Last month, president Obama quietly put forward a new plan to establish a rating system for colleges and universities, designed and overseen by the U.S. Department of education, which would then be used to determine funding levels for these institutions. It’s the continuation of a worrying trend of more federal involvement in education that includes No Child Left Behind, Race to the Top, Common Core Education Standards, Head Start, and the president’s new scheme to make the first two years of community college free.

If the above list isn’t self-evident proof that the federal government is incapable of good education policy, consider the implications of the president’s proposal. Under Obama’s plan, the Department of Education would be able to arbitrarily assign scores to universities based on whatever criteria they want, then deny funding based on these scores. This would allow near complete discretion on the part of federal regulators, and would would essentially allow the Department of Education to make unilateral demands that educational institutions do whatever they want, using the threat of withholding funding as leverage.

The use of federal funding as a bullying tactic for state and local government is the same loophole the feds used to get around the constitutional fact that education is a state and local issue, not a federal one. The purse strings, which are supposed to be controlled by Congress, not the president, are a powerful motivator.

Whereas Common Core focuses on academic standards and performance, the proposed rating plan stresses access and affordability. Among the criteria advanced are graduation rates, retention rates, and the rates of accepting disadvantaged students, but overall the proposal is very short on specifics.

Offering money as a condition for certain outcome is a sure way to see more of that outcome, at least on paper. What this means in practice is that whatever the specific criterion for funding is gets precedence over anything actually meaningful. People respond to incentives, often by trying to game the system.

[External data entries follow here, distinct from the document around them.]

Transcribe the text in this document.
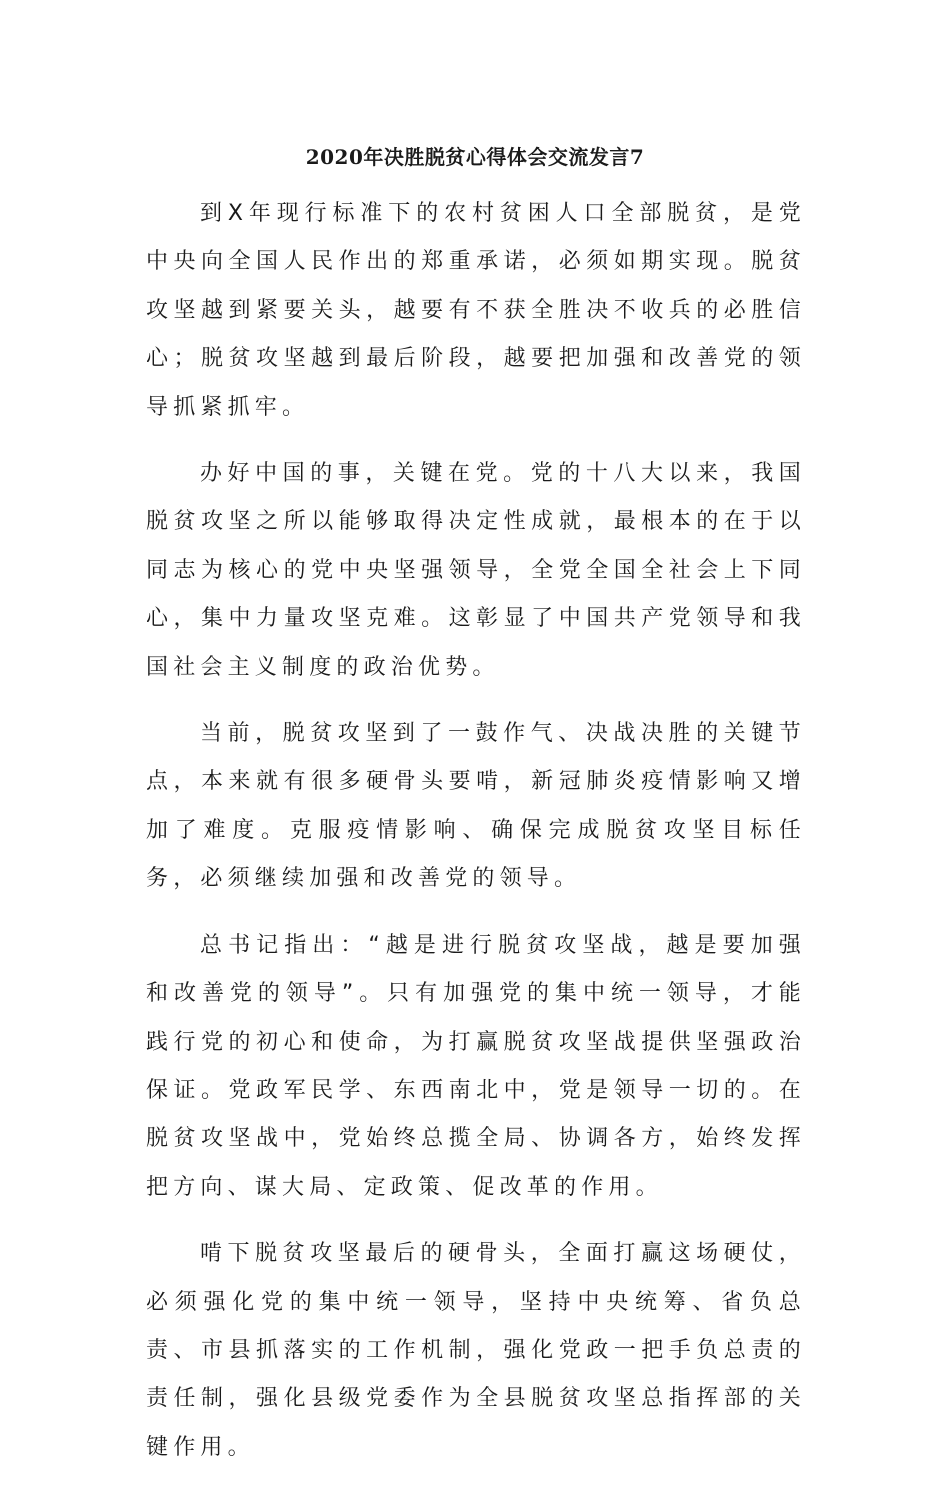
2020年决胜脱贫心得体会交流发言7

到X年现行标准下的农村贫困人口全部脱贫，是党中央向全国人民作出的郑重承诺，必须如期实现。脱贫攻坚越到紧要关头，越要有不获全胜决不收兵的必胜信心；脱贫攻坚越到最后阶段，越要把加强和改善党的领导抓紧抓牢。

办好中国的事，关键在党。党的十八大以来，我国脱贫攻坚之所以能够取得决定性成就，最根本的在于以同志为核心的党中央坚强领导，全党全国全社会上下同心，集中力量攻坚克难。这彰显了中国共产党领导和我国社会主义制度的政治优势。

当前，脱贫攻坚到了一鼓作气、决战决胜的关键节点，本来就有很多硬骨头要啃，新冠肺炎疫情影响又增加了难度。克服疫情影响、确保完成脱贫攻坚目标任务，必须继续加强和改善党的领导。

总书记指出：“越是进行脱贫攻坚战，越是要加强和改善党的领导”。只有加强党的集中统一领导，才能践行党的初心和使命，为打赢脱贫攻坚战提供坚强政治保证。党政军民学、东西南北中，党是领导一切的。在脱贫攻坚战中，党始终总揽全局、协调各方，始终发挥把方向、谋大局、定政策、促改革的作用。

啃下脱贫攻坚最后的硬骨头，全面打赢这场硬仗，必须强化党的集中统一领导，坚持中央统筹、省负总责、市县抓落实的工作机制，强化党政一把手负总责的责任制，强化县级党委作为全县脱贫攻坚总指挥部的关键作用。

In his excellent book Who’s Afraid of the Big Bad Dragon?, author and education expert Yong Zhao shows how this kind of system has backfired in China, a model that too many American politicians unfortunately want to emulate. China boasts the most patents of any country, and the most scholarly articles published, largely because the government demands performance in these areas. Far from being a success, however, the incentives put in place by a demanding and oppressive government mean that , while millions of patents are filed, few are of any actual value. While thousands of academic papers are written and published, most or bought or plagiarized. The obsession with meeting quotas supersedes any genuine attempt at innovation.

The federal government can demand a certain graduation rate of colleges, and they can probably get it, but it will be achieved by lowering the standards for graduation, passing otherwise unqualified students in order to keep the numbers up. On the other hand, the market is a far better determiner of student outcomes, because parents and students decide which institutions to patronize based on a wide variety of desirable criteria, not blind obedience to selected statistics.

The federal takeover of education will crush any individuality in higher education, and impose the kind of soulless conformity we see in totalitarian states like that of China. The only way to achieve better educational outcomes that actually matter is with greater student choice, and more localization of control. Obama’s plan would do the exact opposite, applying the same misguided premise of Common Core to higher education as well.